Local molecular profiling of tumor tissue sections: towards personalized immunotherapy

Pre-therapeutic diagnostic testing of heterogeneous tumors helps avoid ineffective treatments, optimizes therapy, and improves quality of life. Within targeted therapy, immunotherapy has led to significant improvements in treatment outcomes and is swiftly being integrated with diagnostic workflows. However, in this context, routine pre-therapeutic screening currently does not exist for immunotherapy, largely because of tumor heterogeneity. Spatially resolved molecular profiling of tumors prior to treatment would allow prediction of patient response to immunotherapeutics, thus establishing more accurate treatment.
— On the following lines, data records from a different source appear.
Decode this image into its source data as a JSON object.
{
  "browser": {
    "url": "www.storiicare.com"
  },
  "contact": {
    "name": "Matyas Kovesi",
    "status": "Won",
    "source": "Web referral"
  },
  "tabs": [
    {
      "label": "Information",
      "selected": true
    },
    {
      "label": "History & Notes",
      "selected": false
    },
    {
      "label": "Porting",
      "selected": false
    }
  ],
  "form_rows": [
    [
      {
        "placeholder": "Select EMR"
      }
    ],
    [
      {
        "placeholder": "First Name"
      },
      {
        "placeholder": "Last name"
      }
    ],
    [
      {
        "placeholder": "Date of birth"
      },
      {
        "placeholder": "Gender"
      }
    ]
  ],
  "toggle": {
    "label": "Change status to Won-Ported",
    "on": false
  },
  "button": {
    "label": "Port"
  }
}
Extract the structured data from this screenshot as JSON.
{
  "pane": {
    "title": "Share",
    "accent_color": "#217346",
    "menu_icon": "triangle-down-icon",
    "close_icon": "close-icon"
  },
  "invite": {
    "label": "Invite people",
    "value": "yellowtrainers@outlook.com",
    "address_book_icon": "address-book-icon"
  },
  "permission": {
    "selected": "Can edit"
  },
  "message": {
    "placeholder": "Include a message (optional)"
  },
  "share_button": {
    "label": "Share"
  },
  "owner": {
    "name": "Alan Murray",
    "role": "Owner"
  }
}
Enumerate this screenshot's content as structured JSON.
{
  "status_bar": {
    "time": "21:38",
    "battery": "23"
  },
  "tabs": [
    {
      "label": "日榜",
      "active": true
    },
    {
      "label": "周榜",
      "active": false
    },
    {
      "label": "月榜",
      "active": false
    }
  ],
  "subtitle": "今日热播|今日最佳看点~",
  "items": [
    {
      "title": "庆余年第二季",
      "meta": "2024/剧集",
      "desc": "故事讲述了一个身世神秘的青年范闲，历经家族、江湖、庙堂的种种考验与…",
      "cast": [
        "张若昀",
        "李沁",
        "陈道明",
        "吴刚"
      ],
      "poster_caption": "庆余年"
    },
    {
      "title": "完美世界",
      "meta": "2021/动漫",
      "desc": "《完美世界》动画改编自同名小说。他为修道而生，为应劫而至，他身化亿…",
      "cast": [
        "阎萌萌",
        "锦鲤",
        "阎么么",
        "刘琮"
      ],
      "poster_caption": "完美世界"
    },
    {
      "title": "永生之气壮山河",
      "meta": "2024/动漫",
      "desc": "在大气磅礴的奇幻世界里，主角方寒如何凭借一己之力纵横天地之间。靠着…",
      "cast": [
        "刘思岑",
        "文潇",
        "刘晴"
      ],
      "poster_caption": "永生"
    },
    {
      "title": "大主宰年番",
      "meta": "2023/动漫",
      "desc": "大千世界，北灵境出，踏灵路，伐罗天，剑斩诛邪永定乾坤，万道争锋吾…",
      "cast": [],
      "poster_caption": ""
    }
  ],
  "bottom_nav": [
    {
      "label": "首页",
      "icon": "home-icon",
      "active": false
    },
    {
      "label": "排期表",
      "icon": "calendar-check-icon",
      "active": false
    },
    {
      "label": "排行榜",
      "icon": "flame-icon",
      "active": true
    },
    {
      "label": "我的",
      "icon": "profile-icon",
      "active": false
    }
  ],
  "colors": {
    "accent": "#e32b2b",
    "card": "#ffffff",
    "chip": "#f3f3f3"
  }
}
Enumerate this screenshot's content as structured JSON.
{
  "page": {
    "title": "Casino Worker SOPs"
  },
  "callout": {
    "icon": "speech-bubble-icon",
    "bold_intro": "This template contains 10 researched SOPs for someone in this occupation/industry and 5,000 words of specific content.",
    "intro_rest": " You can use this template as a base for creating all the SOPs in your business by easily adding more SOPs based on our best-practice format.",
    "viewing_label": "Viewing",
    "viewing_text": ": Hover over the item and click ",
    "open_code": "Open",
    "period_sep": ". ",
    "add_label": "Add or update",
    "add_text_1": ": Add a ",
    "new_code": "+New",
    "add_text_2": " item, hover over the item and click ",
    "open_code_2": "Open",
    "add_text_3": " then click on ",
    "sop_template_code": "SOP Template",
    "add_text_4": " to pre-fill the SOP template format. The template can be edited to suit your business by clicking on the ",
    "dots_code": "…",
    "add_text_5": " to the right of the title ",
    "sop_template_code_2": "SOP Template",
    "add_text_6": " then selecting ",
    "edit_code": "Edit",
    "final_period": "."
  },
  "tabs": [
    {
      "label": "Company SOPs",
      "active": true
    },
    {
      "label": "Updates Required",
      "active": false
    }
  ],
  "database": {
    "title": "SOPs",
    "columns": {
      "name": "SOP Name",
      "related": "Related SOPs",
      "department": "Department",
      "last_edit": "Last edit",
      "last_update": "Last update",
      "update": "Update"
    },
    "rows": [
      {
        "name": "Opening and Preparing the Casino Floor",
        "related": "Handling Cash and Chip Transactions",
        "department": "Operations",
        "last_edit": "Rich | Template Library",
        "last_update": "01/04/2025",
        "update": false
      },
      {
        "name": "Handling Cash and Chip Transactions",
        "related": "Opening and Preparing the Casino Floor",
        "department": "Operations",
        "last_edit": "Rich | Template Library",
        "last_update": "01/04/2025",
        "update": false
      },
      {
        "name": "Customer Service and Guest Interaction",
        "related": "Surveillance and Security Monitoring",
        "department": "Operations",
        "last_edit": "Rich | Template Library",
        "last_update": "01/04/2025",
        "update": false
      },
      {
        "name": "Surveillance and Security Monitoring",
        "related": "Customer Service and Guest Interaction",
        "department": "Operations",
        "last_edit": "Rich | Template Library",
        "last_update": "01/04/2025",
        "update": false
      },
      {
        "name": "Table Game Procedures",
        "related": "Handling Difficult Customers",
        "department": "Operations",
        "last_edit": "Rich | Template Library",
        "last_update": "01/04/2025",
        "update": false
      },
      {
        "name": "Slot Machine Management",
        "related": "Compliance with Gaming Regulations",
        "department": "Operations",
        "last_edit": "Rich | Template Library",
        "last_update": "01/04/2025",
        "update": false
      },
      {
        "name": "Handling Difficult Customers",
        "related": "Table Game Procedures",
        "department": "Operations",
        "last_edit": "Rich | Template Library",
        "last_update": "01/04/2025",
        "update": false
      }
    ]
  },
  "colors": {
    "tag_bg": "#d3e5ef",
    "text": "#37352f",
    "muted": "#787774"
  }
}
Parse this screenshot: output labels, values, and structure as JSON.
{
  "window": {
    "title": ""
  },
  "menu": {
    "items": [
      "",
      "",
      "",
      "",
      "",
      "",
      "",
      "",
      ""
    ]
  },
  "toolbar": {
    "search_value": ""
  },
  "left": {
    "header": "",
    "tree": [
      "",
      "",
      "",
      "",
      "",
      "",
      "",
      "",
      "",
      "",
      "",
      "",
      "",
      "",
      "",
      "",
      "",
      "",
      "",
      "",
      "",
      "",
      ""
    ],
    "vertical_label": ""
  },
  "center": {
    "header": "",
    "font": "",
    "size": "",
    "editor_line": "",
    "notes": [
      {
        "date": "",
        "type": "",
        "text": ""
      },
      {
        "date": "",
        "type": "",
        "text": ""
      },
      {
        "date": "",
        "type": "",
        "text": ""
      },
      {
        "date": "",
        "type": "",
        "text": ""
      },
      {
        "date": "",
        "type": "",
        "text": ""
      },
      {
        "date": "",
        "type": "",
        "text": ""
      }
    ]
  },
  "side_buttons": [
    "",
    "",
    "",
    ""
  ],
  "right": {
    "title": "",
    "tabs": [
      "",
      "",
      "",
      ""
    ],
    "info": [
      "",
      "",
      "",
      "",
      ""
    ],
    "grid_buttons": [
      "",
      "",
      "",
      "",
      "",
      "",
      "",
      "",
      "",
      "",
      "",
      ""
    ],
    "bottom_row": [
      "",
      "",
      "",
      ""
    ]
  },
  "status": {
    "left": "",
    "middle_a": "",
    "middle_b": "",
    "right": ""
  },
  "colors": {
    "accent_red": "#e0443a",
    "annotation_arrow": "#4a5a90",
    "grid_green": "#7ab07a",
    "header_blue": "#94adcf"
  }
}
In this project, we have made the first steps in developing methods to perform local biochemical reactions at micrometer length-scales using nanoliter volumes of biochemicals. This aids in heterogeneity analysis. These methods are implemented using a scanning probe technology – microfluidic probe (MFP) – with devices, platforms & assays adapted for application on substrates. Within the context of this project, we advanced work on local DNA analysis and micro-fluorescence in situ hybridization, and micro-immunohistochemical analysis on cells including a new metric for quantitative protein expression analysis on tissue sections. Early tests were performed on breast and pancreatic tumor tissues. We also worked towards adapting these microscale molecular methods to now be compatible with state-of-the-art workflows.
We envision translating the MFP technology from lab to the clinic with the ultimate aim of offering a new line of tumor analysis services for personalized immunotherapy.